Photography is about capturing souls, not smiles.
Herşeyin görülecek bir kötü tarafı varmış, insan bunları kendinden saklarmış. Herşeyden vazgeçmek mümkünmüş amma, zor olan vazgeçmeyi istemekmiş.
İnsan kendi mutluluğundan yüzde yüz mü alıyor ? Kaybedip bulmak, aslında kaybolmamış birşeyi kaybetmiş sanmak. Aslında hiç sahip olmadığın bir şansı elindeymiş sanmak, sahip olmadığını anlayınca üzülmek. Başkası için, adına, mutlu olmak. Herşey kendi adına aslında.
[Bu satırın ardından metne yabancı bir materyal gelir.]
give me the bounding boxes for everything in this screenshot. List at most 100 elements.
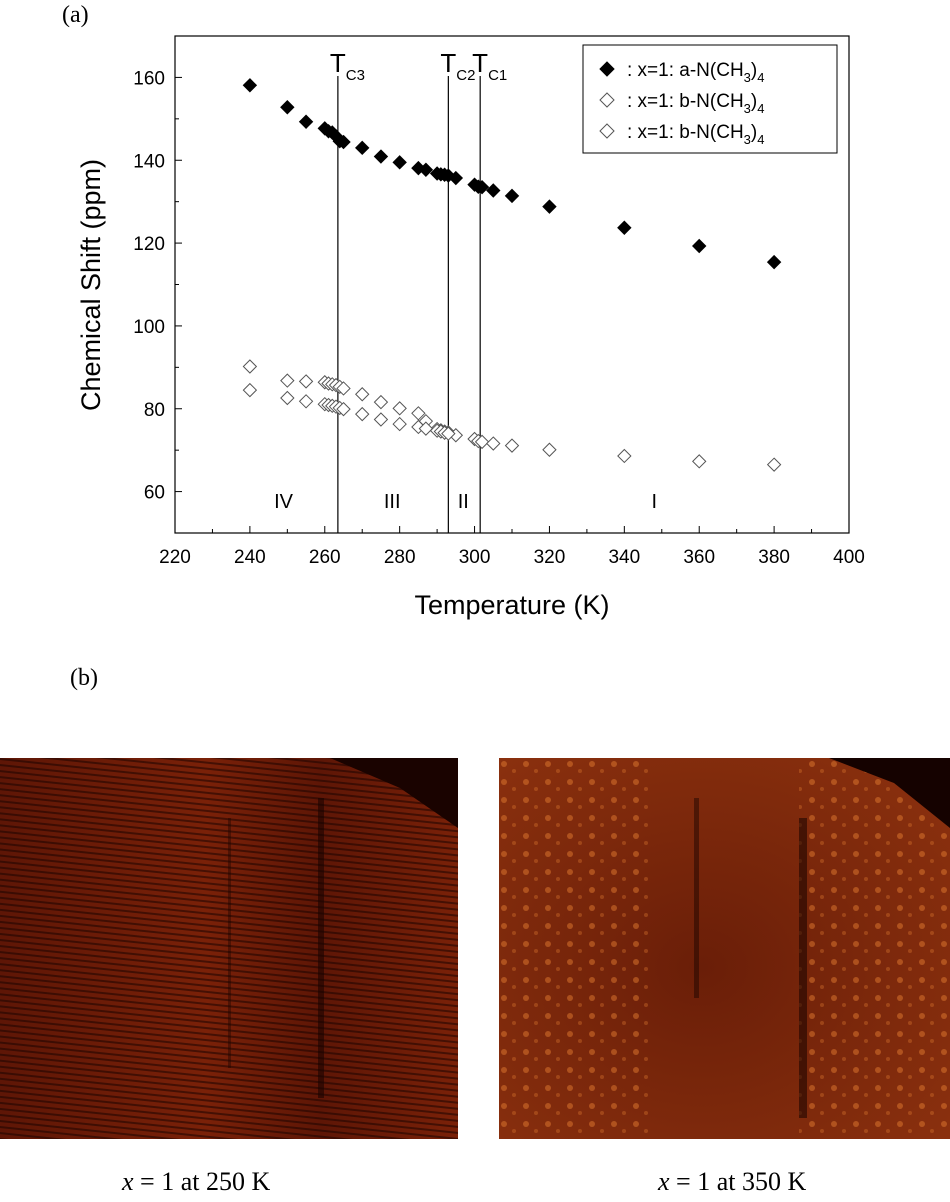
series-1-point — [392, 401, 407, 416]
caption-350k-text: = 1 at 350 K — [669, 1167, 807, 1196]
series-0-point — [486, 183, 501, 198]
legend-main: : x=1: a-N(CH — [627, 60, 744, 81]
series-0-point — [336, 134, 351, 150]
x-tick-label: 360 — [683, 547, 715, 568]
y-tick-label: 60 — [144, 483, 165, 504]
series-2-point — [298, 394, 314, 409]
legend-sub: 3 — [744, 101, 751, 116]
legend-main: : x=1: b-N(CH — [627, 91, 744, 112]
legend-tail: ) — [751, 60, 757, 81]
series-0-point — [418, 162, 434, 177]
y-tick-label: 160 — [133, 68, 165, 89]
series-1-point — [617, 448, 632, 464]
phase-label: IV — [274, 491, 294, 513]
panel-a-label: (a) — [62, 2, 89, 28]
legend-box — [582, 44, 838, 154]
series-1-point — [298, 374, 314, 389]
x-tick-label: 320 — [534, 547, 566, 568]
series-0-point — [542, 199, 557, 214]
series-1-point — [486, 436, 501, 451]
series-2-point — [373, 412, 389, 427]
legend: : x=1: a-N(CH3)4: x=1: b-N(CH3)4: x=1: b… — [582, 44, 838, 154]
x-tick-label: 300 — [459, 547, 491, 568]
legend-entry-1: : x=1: b-N(CH3)4 — [627, 91, 764, 116]
x-tick-label: 340 — [608, 547, 640, 568]
phase-label: I — [652, 491, 658, 513]
series-0-point — [617, 220, 632, 235]
phase-label: II — [458, 491, 469, 513]
series-0-point — [766, 254, 782, 270]
series-1-point — [766, 457, 782, 472]
micrograph-250k — [0, 758, 458, 1139]
legend-main: : x=1: b-N(CH — [627, 122, 744, 143]
y-tick-label: 140 — [133, 151, 165, 172]
transition-label: TC2 — [440, 48, 475, 84]
data-marks — [242, 78, 782, 472]
x-tick-label: 220 — [159, 547, 191, 568]
chemical-shift-chart: 220 240 260 280 300 320 340 360 380 400 60 80 100 120… — [76, 35, 865, 620]
series-1-point — [504, 438, 520, 453]
phase-label: III — [384, 491, 401, 513]
series-1-point — [373, 394, 389, 410]
legend-marker — [599, 61, 615, 77]
series-1-point — [280, 373, 295, 388]
x-tick-label: 240 — [234, 547, 266, 568]
y-tick-label: 120 — [133, 234, 165, 255]
caption-250k-text: = 1 at 250 K — [133, 1167, 271, 1196]
series-2-point — [242, 382, 258, 398]
series-2-point — [441, 426, 456, 441]
caption-250k-var: x — [122, 1167, 134, 1196]
transition-label: TC3 — [330, 48, 365, 84]
legend-entry-2: : x=1: b-N(CH3)4 — [627, 122, 764, 147]
series-2-point — [355, 406, 370, 422]
transition-sub: C2 — [456, 67, 475, 84]
y-axis-label: Chemical Shift (ppm) — [76, 159, 106, 411]
y-tick-label: 80 — [144, 400, 165, 421]
x-tick-label: 260 — [309, 547, 341, 568]
series-2-point — [392, 416, 407, 432]
legend-sub: 3 — [744, 132, 751, 147]
caption-350k-var: x — [658, 1167, 670, 1196]
series-0-point — [280, 100, 295, 115]
caption-350k: x = 1 at 350 K — [658, 1167, 806, 1197]
series-2-point — [280, 390, 295, 406]
series-1-point — [336, 381, 351, 396]
transition-sub: C1 — [488, 67, 507, 84]
y-tick-label: 100 — [133, 317, 165, 338]
legend-sub2: 4 — [757, 70, 764, 85]
series-1-point — [474, 434, 490, 450]
legend-marker — [599, 123, 615, 139]
x-tick-label: 400 — [833, 547, 865, 568]
series-1-point — [242, 359, 258, 374]
x-tick-label: 380 — [758, 547, 790, 568]
x-tick-label: 280 — [384, 547, 416, 568]
series-0-point — [504, 188, 520, 204]
panel-b-label: (b) — [70, 665, 98, 691]
series-1-point — [692, 454, 707, 469]
series-0-point — [692, 238, 707, 254]
legend-tail: ) — [751, 122, 757, 143]
series-1-point — [542, 442, 557, 457]
transition-label: TC1 — [472, 48, 507, 84]
legend-marker — [599, 92, 615, 108]
series-0-point — [242, 78, 258, 93]
legend-sub2: 4 — [757, 101, 764, 116]
legend-sub: 3 — [744, 70, 751, 85]
axes-layer: 220 240 260 280 300 320 340 360 380 400 60 80 100 120… — [133, 35, 865, 568]
legend-entry-0: : x=1: a-N(CH3)4 — [627, 60, 764, 85]
series-2-point — [418, 421, 434, 436]
x-axis-label: Temperature (K) — [414, 590, 609, 620]
series-0-point — [298, 114, 314, 129]
transition-sub: C3 — [346, 67, 365, 84]
series-0-point — [355, 140, 370, 156]
series-2-point — [336, 401, 351, 417]
series-0-point — [448, 170, 464, 186]
caption-250k: x = 1 at 250 K — [122, 1167, 270, 1197]
series-1-point — [355, 387, 370, 402]
series-0-point — [392, 155, 407, 170]
legend-tail: ) — [751, 91, 757, 112]
series-0-point — [373, 149, 389, 164]
series-0-point — [474, 179, 490, 195]
legend-sub2: 4 — [757, 132, 764, 147]
micrograph-350k — [499, 758, 950, 1139]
Anı ölümsüzleştirmek diyorlardı, insan kaç anı ölümsüzleştirebilir, sihirli makina mıydı anları ölümsüz yapan ? Ölümsüz olması ne işe yarar ki, anı ölümsüzleştirmek isterken, anı yaşamayı unutuyorlardı bazen. Aslında her anı ölümsüz yapmak lazım, unutulursa, yaşanmamış gibi mi olur, bazı şeyleri keşke yaşamasaydım derler, bence herşey yaşanmalı.
Ortak mutluluklardan ziyade, ortak acılar insanları yakınlaştırıyordu. Yani acıyı paylaşmak. Zaten mutluluğu paylaşamazsın ki, herkes alacağını alır, kimi yüzde yüz alır. Mutluluk bölünmez çarpılır paylaşınca, ama kendininki artmaz, önce çarpılır sonra bölünür paylaşıma, bileşik kesirdir. Acılar ise daha bir bölünür genelde, önce çarpılır sonra bölünür ama payı paydasından küçüktür, basit bir kesirdir, fakat hayatın matematiğinden anlamayanlar için hiç de basit değildir bu iş. Kesirler herkese eşit dağıtılır demiyorum, sadece paylaşıma açılınca biri artar biri azalır. Mutluluk artarken, acılar azalıyor gibiydi paylaşımda. Tabi ki herkes kendi kurallarını kendi koyacaktı. Anı ölümsüzleştirdikçe paylaşımlar da hatırlanıyordu. Bazı anlar ölümsüzleştirilmek istenirken dondurulma kavramına karışıyordu. Yıllar sonra donuk bakışlarla tekrar anılan anlar. Bir müddet ölümsüz gözükse de sonradan dondurulma olduğu anlaşılabilirdi. Sonuçta kimsenin suçu değildi ki bu.